Пастернак любил Петербург, продолжая называть его по-прежнему и после переименования в Ленинград. В Москву они с женой возвращались из Германии через город на Неве, и в «бесконечном» письме родным, отправленном после приезда в Москву и уже полном новых впечатлений, он сравнивает Питер и Москву – не в пользу последней:
«…понял, что Москва навязана мне рожденьем, что это мое пассивное приданое, что это город моих воспоминаний (…). Что я все силы приложу к тому, чтобы отсюда переехать, на первое время, – скажем, – в Петербург.
Надо еще сказать, что по смешанному своему стилю, составу населенья и пр. и пр. Москва теперь производит в высшей степени фальшивое впечатленье. Бывает время, когда тут начинаешь чувствовать, что дышишь ложью, всеобщею и сплошной, пропитывающей решительно все кругом, начиная от кирпича и кончая людскими разговорами»
(20 сентября 1924 г.).
Зимой 1925 г. он пишет о Петербурге сестре Жозефине:
«Это изумительный город. Надо в нем побывать и немного пожить, чтобы чувства к родине и мысли о ней разместились в должном порядке и пришли в равновесье, свое, особенное, без петербургских впечатлений недостижимое».
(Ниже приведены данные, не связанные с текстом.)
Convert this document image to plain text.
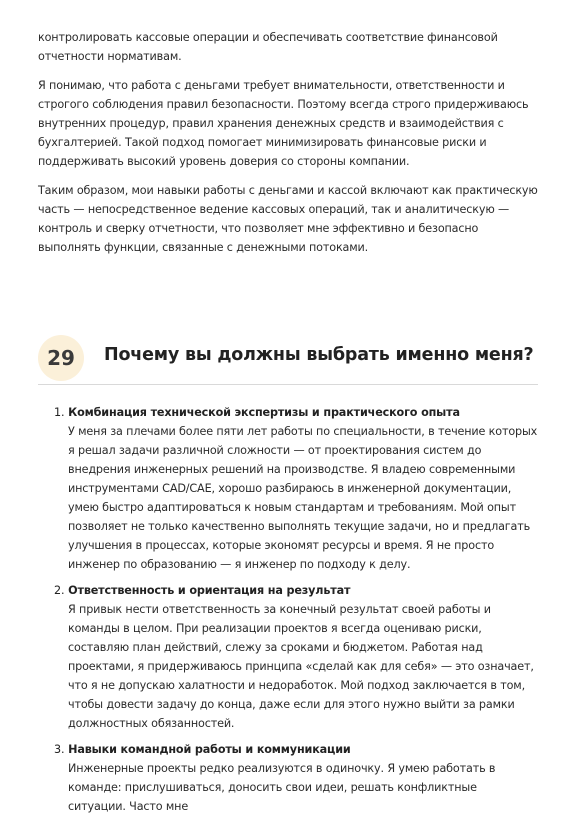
контролировать кассовые операции и обеспечивать соответствие финансовой отчетности нормативам.

Я понимаю, что работа с деньгами требует внимательности, ответственности и строгого соблюдения правил безопасности. Поэтому всегда строго придерживаюсь внутренних процедур, правил хранения денежных средств и взаимодействия с бухгалтерией. Такой подход помогает минимизировать финансовые риски и поддерживать высокий уровень доверия со стороны компании.

Таким образом, мои навыки работы с деньгами и кассой включают как практическую часть — непосредственное ведение кассовых операций, так и аналитическую — контроль и сверку отчетности, что позволяет мне эффективно и безопасно выполнять функции, связанные с денежными потоками.

29	Почему вы должны выбрать именно меня?

1. Комбинация технической экспертизы и практического опыта

У меня за плечами более пяти лет работы по специальности, в течение которых я решал задачи различной сложности — от проектирования систем до внедрения инженерных решений на производстве. Я владею современными инструментами CAD/CAE, хорошо разбираюсь в инженерной документации, умею быстро адаптироваться к новым стандартам и требованиям. Мой опыт позволяет не только качественно выполнять текущие задачи, но и предлагать улучшения в процессах, которые экономят ресурсы и время. Я не просто инженер по образованию — я инженер по подходу к делу.

2. Ответственность и ориентация на результат

Я привык нести ответственность за конечный результат своей работы и команды в целом. При реализации проектов я всегда оцениваю риски, составляю план действий, слежу за сроками и бюджетом. Работая над проектами, я придерживаюсь принципа «сделай как для себя» — это означает, что я не допускаю халатности и недоработок. Мой подход заключается в том, чтобы довести задачу до конца, даже если для этого нужно выйти за рамки должностных обязанностей.

3. Навыки командной работы и коммуникации

Инженерные проекты редко реализуются в одиночку. Я умею работать в команде: прислушиваться, доносить свои идеи, решать конфликтные ситуации. Часто мне
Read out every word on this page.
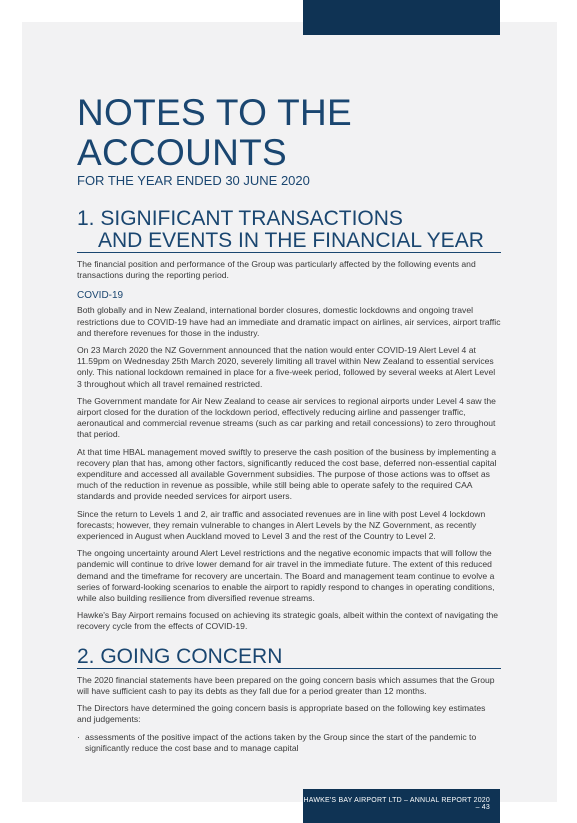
NOTES TO THE ACCOUNTS

FOR THE YEAR ENDED 30 JUNE 2020

1. SIGNIFICANT TRANSACTIONS
AND EVENTS IN THE FINANCIAL YEAR

The financial position and performance of the Group was particularly affected by the following events and transactions during the reporting period.

COVID-19

Both globally and in New Zealand, international border closures, domestic lockdowns and ongoing travel restrictions due to COVID-19 have had an immediate and dramatic impact on airlines, air services, airport traffic and therefore revenues for those in the industry.

On 23 March 2020 the NZ Government announced that the nation would enter COVID-19 Alert Level 4 at 11.59pm on Wednesday 25th March 2020, severely limiting all travel within New Zealand to essential services only. This national lockdown remained in place for a five-week period, followed by several weeks at Alert Level 3 throughout which all travel remained restricted.

The Government mandate for Air New Zealand to cease air services to regional airports under Level 4 saw the airport closed for the duration of the lockdown period, effectively reducing airline and passenger traffic, aeronautical and commercial revenue streams (such as car parking and retail concessions) to zero throughout that period.

At that time HBAL management moved swiftly to preserve the cash position of the business by implementing a recovery plan that has, among other factors, significantly reduced the cost base, deferred non-essential capital expenditure and accessed all available Government subsidies. The purpose of those actions was to offset as much of the reduction in revenue as possible, while still being able to operate safely to the required CAA standards and provide needed services for airport users.

Since the return to Levels 1 and 2, air traffic and associated revenues are in line with post Level 4 lockdown forecasts; however, they remain vulnerable to changes in Alert Levels by the NZ Government, as recently experienced in August when Auckland moved to Level 3 and the rest of the Country to Level 2.

The ongoing uncertainty around Alert Level restrictions and the negative economic impacts that will follow the pandemic will continue to drive lower demand for air travel in the immediate future. The extent of this reduced demand and the timeframe for recovery are uncertain. The Board and management team continue to evolve a series of forward-looking scenarios to enable the airport to rapidly respond to changes in operating conditions, while also building resilience from diversified revenue streams.

Hawke's Bay Airport remains focused on achieving its strategic goals, albeit within the context of navigating the recovery cycle from the effects of COVID-19.

2. GOING CONCERN

The 2020 financial statements have been prepared on the going concern basis which assumes that the Group will have sufficient cash to pay its debts as they fall due for a period greater than 12 months.

The Directors have determined the going concern basis is appropriate based on the following key estimates and judgements:

· assessments of the positive impact of the actions taken by the Group since the start of the pandemic to significantly reduce the cost base and to manage capital
HAWKE'S BAY AIRPORT LTD – ANNUAL REPORT 2020 – 43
Желанию переехать сбыться не пришлось – судьбой Пастернака осталась Москва. Но тяга к Петербургу была сильной, не ослабевала десятилетиями – до кончины Ольги.
Ольга Фрейденберг изучала санскрит и древнееврейский, принялась за ассирийский. От скверной жизни она спасалась занятиями, заменившими ей неустроенную личную жизнь, враждебность университетского окружения. Каждый выбирал свой путь. Брюсов жил по-своему, Ольга Фрейденберг – по-своему. Никаких рецептов, указателей, путеводителей по новой жизни не существовало. И очень важно, чтобы рядом, пусть и в другом городе, был человек, способный услышать, понять; она исповедовалась в письмах Пастернаку, полагая, что и он так же открыт перед ней.